Of course, the DAC can compose melodies before the training process is complete, but this leads to unconvincing melodies , even to the untrained ear. It can also be trained beyond the target value, but the generated pieces tend to resemble existing compositions. The DAC can also determine itself if the composition is original enough by comparing phrases of notes with existing patterns in its database of melodies. Similarly, the algorithm can determine the musical genre - Irish or Klezmer folk in this case - of the generated scores.
The generated music is not limited to Irish or Klezmer traditional folk music: any style of music could be used. It just so happens that many Irish and Klezmer melodies are already digitized and easily accessible.
Insight into the human brain
The computing power behind the artificial intelligence is an artificial neural network, known as ‘long short-term memory’ and invented twenty years ago at the IDSIA in Lugano. It has already proven useful for speech recognition and is widely used by the largest software companies like Google, Apple, and Microsoft.

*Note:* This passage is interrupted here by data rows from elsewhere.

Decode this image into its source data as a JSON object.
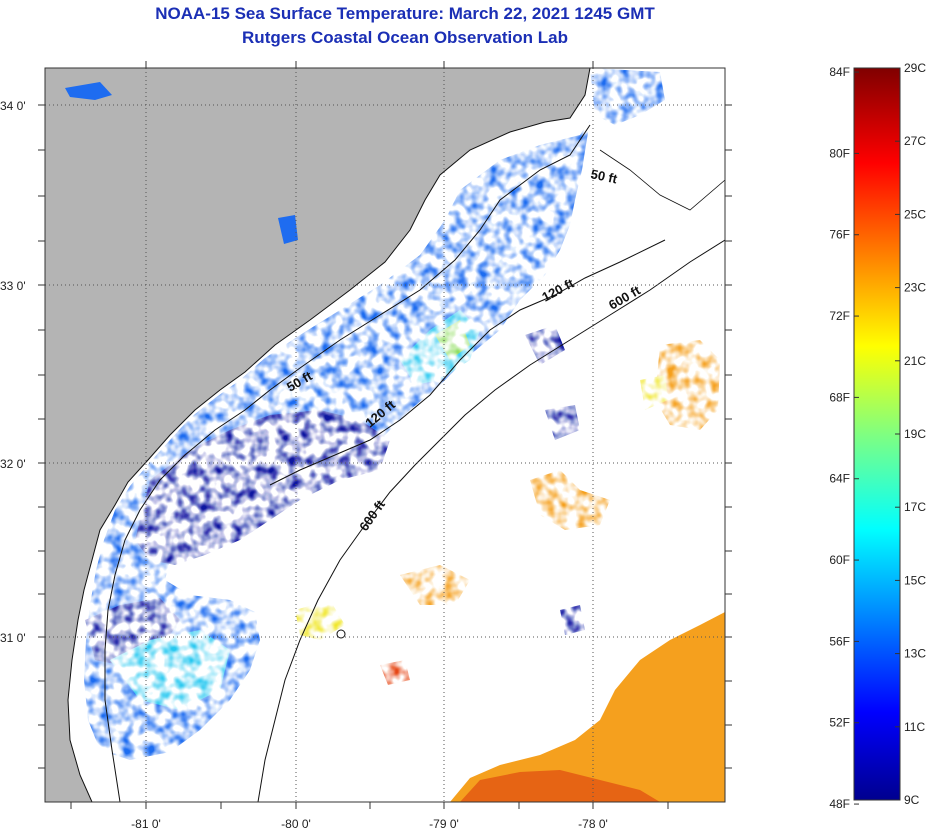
{
  "header": {
    "title": "NOAA-15 Sea Surface Temperature:  March 22, 2021 1245 GMT",
    "subtitle": "Rutgers Coastal Ocean Observation Lab"
  },
  "map": {
    "lon_ticks": [
      "-81 0'",
      "-80 0'",
      "-79 0'",
      "-78 0'"
    ],
    "lat_ticks": [
      "34 0'",
      "33 0'",
      "32 0'",
      "31 0'"
    ],
    "contour_labels": [
      "50 ft",
      "120 ft",
      "600 ft",
      "50 ft",
      "120 ft",
      "600 ft"
    ],
    "colors": {
      "land": "#b4b4b4",
      "ocean_nodata": "#ffffff",
      "cold": "#0a14a0",
      "mid_blue": "#1e6cf0",
      "cyan": "#28c8f0",
      "green": "#8cdc5a",
      "yellow": "#f0e628",
      "orange": "#f5a01e",
      "red": "#e64614"
    }
  },
  "colorbar": {
    "fahrenheit_labels": [
      "84F",
      "80F",
      "76F",
      "72F",
      "68F",
      "64F",
      "60F",
      "56F",
      "52F",
      "48F"
    ],
    "celsius_labels": [
      "29C",
      "27C",
      "25C",
      "23C",
      "21C",
      "19C",
      "17C",
      "15C",
      "13C",
      "11C",
      "9C"
    ],
    "range_c": [
      9,
      29
    ],
    "range_f": [
      48,
      84
    ]
  }
}
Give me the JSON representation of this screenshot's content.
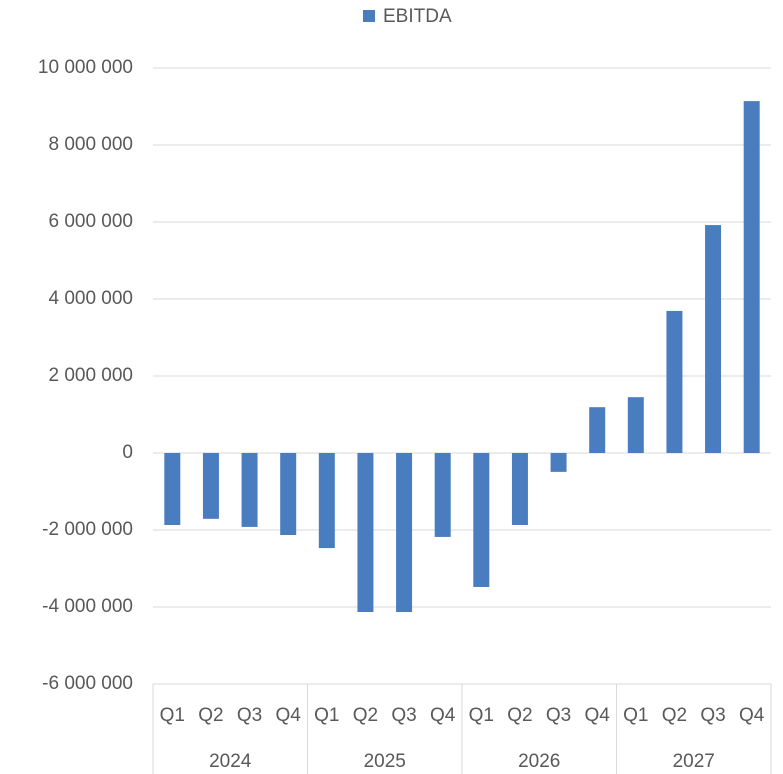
{
  "chart_data": {
    "type": "bar",
    "series": [
      {
        "name": "EBITDA",
        "color": "#4a7dc0",
        "values": [
          -1870000,
          -1710000,
          -1920000,
          -2130000,
          -2470000,
          -4130000,
          -4130000,
          -2180000,
          -3480000,
          -1870000,
          -490000,
          1190000,
          1450000,
          3690000,
          5920000,
          9140000
        ]
      }
    ],
    "categories": [
      "Q1",
      "Q2",
      "Q3",
      "Q4",
      "Q1",
      "Q2",
      "Q3",
      "Q4",
      "Q1",
      "Q2",
      "Q3",
      "Q4",
      "Q1",
      "Q2",
      "Q3",
      "Q4"
    ],
    "groups": [
      "2024",
      "2025",
      "2026",
      "2027"
    ],
    "ylim": [
      -6000000,
      10000000
    ],
    "yticks": [
      {
        "value": -6000000,
        "label": "-6 000 000"
      },
      {
        "value": -4000000,
        "label": "-4 000 000"
      },
      {
        "value": -2000000,
        "label": "-2 000 000"
      },
      0,
      {
        "value": 2000000,
        "label": "2 000 000"
      },
      {
        "value": 4000000,
        "label": "4 000 000"
      },
      {
        "value": 6000000,
        "label": "6 000 000"
      },
      {
        "value": 8000000,
        "label": "8 000 000"
      },
      {
        "value": 10000000,
        "label": "10 000 000"
      }
    ],
    "grid": true,
    "legend": "top"
  }
}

‘The success of the deep artificial composer provides insight into how the human brain works,’ says Gerstner. ‘Neural networks with memory spanning different time scales are needed to successfully create music, implying that the ability of the human brain to retain information, even after a long period of time, is key to composing music.’
For Colombo and Gerstner, the work is preliminary since the DAC is limited to single voice compositions. In the long-run, Colombo hopes to generate a score for an entire orchestra.